1913, une période très curieuse

« 1913, c’était une période de l’histoire très curieuse dans le monde de l’art et dans l’histoire de l’Europe et de la France, explique Brigitte Lefebvre, la directrice de la danse à l'Opéra de Paris. Toutes ces dissonances musicales, toute cette énergie de Nijinsky – beaucoup disent que c’est là que sa folie a commencé à l’envahir – tous ces excès, tout est excessif dans le Sacre du Printemps, et quand on l’entend et qu’on le réentend, tout est magnifiquement orchestré. Et en même temps, quand on pense aux œuvres musicales et chorégraphiques qui étaient appréciées à cette période-là, on n’était pas du tout prêt pour beaucoup à entendre et à voir cela. En même temps, ce qui est très important dans des œuvres qui bouleversent, c’est qu’on sait, à partir de là, on ne pourra plus jamais regarder la danse ou entendre la musique de la même manière. »

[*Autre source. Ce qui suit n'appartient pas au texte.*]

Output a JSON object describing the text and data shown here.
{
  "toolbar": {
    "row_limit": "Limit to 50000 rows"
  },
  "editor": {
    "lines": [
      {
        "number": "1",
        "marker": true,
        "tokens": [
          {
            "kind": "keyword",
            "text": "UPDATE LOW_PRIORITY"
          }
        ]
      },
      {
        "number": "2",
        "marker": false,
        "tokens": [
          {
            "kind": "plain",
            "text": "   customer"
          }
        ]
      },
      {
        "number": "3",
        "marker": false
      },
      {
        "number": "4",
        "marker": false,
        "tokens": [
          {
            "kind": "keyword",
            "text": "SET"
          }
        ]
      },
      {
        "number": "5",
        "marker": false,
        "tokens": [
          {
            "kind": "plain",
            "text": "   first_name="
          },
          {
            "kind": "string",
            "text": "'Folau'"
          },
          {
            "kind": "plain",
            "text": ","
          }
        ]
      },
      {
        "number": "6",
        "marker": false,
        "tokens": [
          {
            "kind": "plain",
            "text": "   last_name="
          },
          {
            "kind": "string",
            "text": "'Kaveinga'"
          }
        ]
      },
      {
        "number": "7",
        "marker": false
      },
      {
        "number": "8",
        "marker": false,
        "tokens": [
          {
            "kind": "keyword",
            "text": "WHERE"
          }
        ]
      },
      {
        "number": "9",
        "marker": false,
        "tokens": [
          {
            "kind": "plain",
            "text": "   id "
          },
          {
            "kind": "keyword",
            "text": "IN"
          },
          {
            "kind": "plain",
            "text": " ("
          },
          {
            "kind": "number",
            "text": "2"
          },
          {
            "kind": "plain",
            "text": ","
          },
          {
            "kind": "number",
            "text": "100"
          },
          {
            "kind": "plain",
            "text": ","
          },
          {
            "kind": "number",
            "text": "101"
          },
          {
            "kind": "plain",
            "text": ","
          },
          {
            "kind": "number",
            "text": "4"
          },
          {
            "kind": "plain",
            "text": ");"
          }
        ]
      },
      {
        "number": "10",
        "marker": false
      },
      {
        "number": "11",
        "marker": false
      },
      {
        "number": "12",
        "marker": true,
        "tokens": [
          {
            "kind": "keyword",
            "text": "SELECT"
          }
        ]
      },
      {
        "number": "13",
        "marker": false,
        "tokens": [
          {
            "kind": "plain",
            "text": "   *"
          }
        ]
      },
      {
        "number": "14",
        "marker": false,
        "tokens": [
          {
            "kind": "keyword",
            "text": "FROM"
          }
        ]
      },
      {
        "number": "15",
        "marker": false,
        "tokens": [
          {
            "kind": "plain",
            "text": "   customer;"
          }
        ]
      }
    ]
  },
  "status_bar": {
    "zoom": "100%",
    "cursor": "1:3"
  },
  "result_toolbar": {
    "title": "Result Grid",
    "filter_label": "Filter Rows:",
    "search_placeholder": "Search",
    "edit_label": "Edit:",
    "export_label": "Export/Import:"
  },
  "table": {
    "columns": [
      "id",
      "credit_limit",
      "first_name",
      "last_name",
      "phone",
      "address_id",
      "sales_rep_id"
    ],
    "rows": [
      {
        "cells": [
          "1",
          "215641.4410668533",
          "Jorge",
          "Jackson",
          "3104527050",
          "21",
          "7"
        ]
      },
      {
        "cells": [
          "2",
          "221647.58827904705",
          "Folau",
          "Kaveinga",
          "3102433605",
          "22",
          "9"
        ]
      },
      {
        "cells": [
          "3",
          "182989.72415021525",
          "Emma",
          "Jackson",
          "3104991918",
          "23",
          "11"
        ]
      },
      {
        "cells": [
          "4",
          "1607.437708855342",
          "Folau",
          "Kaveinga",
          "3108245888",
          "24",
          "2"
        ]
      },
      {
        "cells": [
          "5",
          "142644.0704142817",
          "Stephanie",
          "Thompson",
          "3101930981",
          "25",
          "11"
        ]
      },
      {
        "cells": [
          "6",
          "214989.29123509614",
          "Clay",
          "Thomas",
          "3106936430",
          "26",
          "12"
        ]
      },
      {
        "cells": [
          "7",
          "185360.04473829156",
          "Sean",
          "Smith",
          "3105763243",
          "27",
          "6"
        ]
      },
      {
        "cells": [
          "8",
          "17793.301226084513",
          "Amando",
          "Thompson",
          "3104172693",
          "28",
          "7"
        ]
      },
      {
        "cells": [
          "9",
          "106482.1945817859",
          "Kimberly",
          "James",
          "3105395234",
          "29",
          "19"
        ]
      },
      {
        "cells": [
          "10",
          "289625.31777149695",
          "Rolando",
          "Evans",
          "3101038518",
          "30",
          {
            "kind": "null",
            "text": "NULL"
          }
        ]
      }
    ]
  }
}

De Maurice Béjart à Angelin Preljocaj

Depuis la chorégraphie de Nijinsky qui a créé le scandale, de nombreux chorégraphes se sont frottés au Sacre du Printemps. C’est devenu un passage obligé, la marque de la consécration. Parmi les grands noms de la danse qui ont signé un Sacre, il y a d'abord Maurice Béjart qui a marqué les esprits avec une chorégraphie d'une énergie et d'une grande modernité à l'époque, même si aujourd'hui cette version paraît un peu datée. Il y a le Sacre de Pina Bausch, un monument de la danse contemporaine où les interprètes vêtues de robes couleurs de sable dansent dans la terre, s'en imprègnent jusqu'à l'épuisement le corps battant au rythme infernal de la musique de Stravinski. Et puis d'autres Sacre encore, celui de Jean-Claude Gallota, Martha Graham, Paul Taylor, Mats Ek et Angelin Preljocaj :

« Il y a quelque chose qui circule du début à la fin qui fait que cette musique draine comme une lame de fond, dit Angelin Preljocaj, chorégraphe et directeur artistique du Ballet Preljocaj, installé aujourd’hui au Pavillon Noir à Aix-en-Provence. L’idée est une sorte de désir, de rituel sacrificiel bien sûr, qui serait là pour réactiver la fécondité de la tribu. Je trouve cette musique le dit très bien cela. Cette espèce de pulsion à la fois effrayante et irrésistible, qui est finalement la sexualité. Alors j’ai essayé d’évoquer le désir féminin à travers cela. Et l’idée est que cette femme qui est choisie comme étant l’élue et donc le bouc émissaire, dans ma vision, elle passe du statut de victime au statut d’héroïne. Finalement, elle va au-delà de ce qu’on lui demande. Par cette force-là, cette détermination, elle réussit à vaincre les idées préconçues de la tribu. »
 
« C’est l’œuvre qui ouvre la musique du 20e siècle »
 
Pour Angelin Preljocaj, la musique du Sacre du Printemps reste une œuvre innovatrice jusqu’à aujourd'hui : « C’est l’œuvre qui ouvre la musique du 20e siècle. C’est un peu comme on dit que le 11-Septembre a ouvert le 21e siècle, le Sacre du Printemps a ouvert le 20e siècle en termes de musique. »

Dès ce 29 mai au soir et cela jusqu’au 31 mai, le Théâtre des Champs-Élysées à Paris célèbre le centenaire du Sacre du Printemps. Là où l'œuvre a fait scandale, le Ballet russe Mariinski présente la chorégraphie originale de Nijinski ainsi que celle de Sasha Waltz, en présence de la chorégraphe allemande. L'orchestre sera dirigé par le grand chef Valéri Gergiev. Le spectacle sera retransmis ce soir en direct sur Arte et sur écran géant à l'Hôtel de Ville. Et nombre de Sacre sont en tournée cette année, notamment celui d'Angelin Preljocaj.